Have you ever heard this said?
Because sometimes, it’s the truth.
Sometimes, after all the hard work is said and done, the dividend from that hard work involved in owning the business could well have been achieved by simply focusing a little more on something small.
I hear of Dentists who open up a second office that turns a profit of say, fifty thousand dollars a year.
Which on it’s own is quite good.
Imagine having a stand alone machine that spits out $50,000.00 each year, on its own?
But $50K is one thousand dollars per week, which is really two hundred dollars per day…..
Is there some little tweak they could have performed in their core business to create the same return, without the risk and capital outlay, and without the headaches, and without the ulcers and drama?
Of course there is….
But of course, McDonalds Corporation could not keep pumping out burgers on a global basis out of one location …

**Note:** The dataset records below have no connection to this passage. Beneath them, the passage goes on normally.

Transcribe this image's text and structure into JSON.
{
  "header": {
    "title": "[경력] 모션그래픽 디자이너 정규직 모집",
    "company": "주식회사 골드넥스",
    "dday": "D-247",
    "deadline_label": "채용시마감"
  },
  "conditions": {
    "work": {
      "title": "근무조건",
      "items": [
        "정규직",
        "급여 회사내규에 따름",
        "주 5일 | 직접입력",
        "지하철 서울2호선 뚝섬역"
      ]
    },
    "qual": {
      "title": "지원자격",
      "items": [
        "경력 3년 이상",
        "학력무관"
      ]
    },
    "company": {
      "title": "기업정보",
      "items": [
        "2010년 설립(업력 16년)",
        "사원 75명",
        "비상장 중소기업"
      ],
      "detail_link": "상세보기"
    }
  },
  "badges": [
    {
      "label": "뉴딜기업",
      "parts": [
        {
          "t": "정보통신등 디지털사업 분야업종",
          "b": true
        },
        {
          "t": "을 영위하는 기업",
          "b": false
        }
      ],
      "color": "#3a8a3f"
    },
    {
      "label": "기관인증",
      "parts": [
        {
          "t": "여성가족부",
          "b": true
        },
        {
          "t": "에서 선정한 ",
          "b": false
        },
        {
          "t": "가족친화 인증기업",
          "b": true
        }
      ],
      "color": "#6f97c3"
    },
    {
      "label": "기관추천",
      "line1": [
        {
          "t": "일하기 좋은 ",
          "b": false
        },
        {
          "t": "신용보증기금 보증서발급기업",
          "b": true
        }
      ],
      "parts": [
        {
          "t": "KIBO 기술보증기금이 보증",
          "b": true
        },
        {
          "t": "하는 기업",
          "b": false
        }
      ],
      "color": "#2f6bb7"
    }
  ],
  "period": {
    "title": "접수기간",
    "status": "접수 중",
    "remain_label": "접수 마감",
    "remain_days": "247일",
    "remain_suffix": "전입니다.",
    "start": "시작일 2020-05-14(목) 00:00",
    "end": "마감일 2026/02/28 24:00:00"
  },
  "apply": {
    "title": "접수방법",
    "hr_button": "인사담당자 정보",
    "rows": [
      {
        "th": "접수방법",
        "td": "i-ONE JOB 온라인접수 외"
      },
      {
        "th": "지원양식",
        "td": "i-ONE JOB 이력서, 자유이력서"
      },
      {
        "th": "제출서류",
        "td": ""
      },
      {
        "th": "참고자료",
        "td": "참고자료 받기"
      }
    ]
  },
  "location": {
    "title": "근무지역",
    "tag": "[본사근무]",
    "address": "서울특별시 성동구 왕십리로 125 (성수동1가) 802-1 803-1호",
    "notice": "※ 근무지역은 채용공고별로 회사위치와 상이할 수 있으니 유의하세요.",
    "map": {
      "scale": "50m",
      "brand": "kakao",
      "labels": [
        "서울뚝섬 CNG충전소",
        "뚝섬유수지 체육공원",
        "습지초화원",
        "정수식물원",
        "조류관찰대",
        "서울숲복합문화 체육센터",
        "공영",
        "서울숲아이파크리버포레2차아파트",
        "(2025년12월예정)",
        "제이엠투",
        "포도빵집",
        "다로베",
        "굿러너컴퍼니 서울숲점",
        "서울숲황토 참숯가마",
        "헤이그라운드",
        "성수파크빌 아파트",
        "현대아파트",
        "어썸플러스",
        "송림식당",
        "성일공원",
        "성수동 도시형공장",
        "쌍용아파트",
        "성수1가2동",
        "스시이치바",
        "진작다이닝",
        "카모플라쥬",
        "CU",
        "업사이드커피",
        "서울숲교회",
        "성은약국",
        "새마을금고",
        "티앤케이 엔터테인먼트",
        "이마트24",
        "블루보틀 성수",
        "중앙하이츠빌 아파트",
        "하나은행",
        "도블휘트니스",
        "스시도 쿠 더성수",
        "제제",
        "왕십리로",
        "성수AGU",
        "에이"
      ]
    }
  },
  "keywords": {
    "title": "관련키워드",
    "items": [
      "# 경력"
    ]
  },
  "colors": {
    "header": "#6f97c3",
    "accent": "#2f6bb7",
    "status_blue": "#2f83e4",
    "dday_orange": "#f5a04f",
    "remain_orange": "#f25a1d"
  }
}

Sooner or later there is a need for McDonalds to build more outlets.
But it’s not just two.
And it’s not just ten.
In dentistry, is the leverage gained from being a business owner, or multiple site owner, worth all the extra angst?
I once employed a new graduate dentist for a twelve-month period. Every week we’d meet for an hour to go over her cases, and I’d mentor her.
At the end of the year I calculated that if I’d have just drilled teeth for that hour each week I’d have earned more money than the commission that I collected from having her work for me…
Without the drama.
There’s a lot to be said for looking at the acres of diamonds under your nose before trying to build an empire.
I’ve heard reps say that Dr. So and So is always busy when they call there.
But seeing lots of patients does not always mean being profitable.
Having a waiting room full of people who are there on insurance only may not be as good for the bottom line as having one or two patients having good old quadrant dentistry being performed.
Or one cosmetic case per day.
There’s smoke and mirrors and there’s smoke and mirrors.
One of my clients has turned a two room Dental Office from collections of $700K p.a. into a nearly two million dollar a year practice, in a quiet suburban street location, in less than two years.
With a few minor tweaks, she’s almost tripled her collections in an eighteen-month period, by tweaking her lot rather than expanding her empire.
All done working only four days per week.
A very nice “under the radar” style operation.
Looking from the outside doesn’t really tell the true story.
But the bank account tells the story.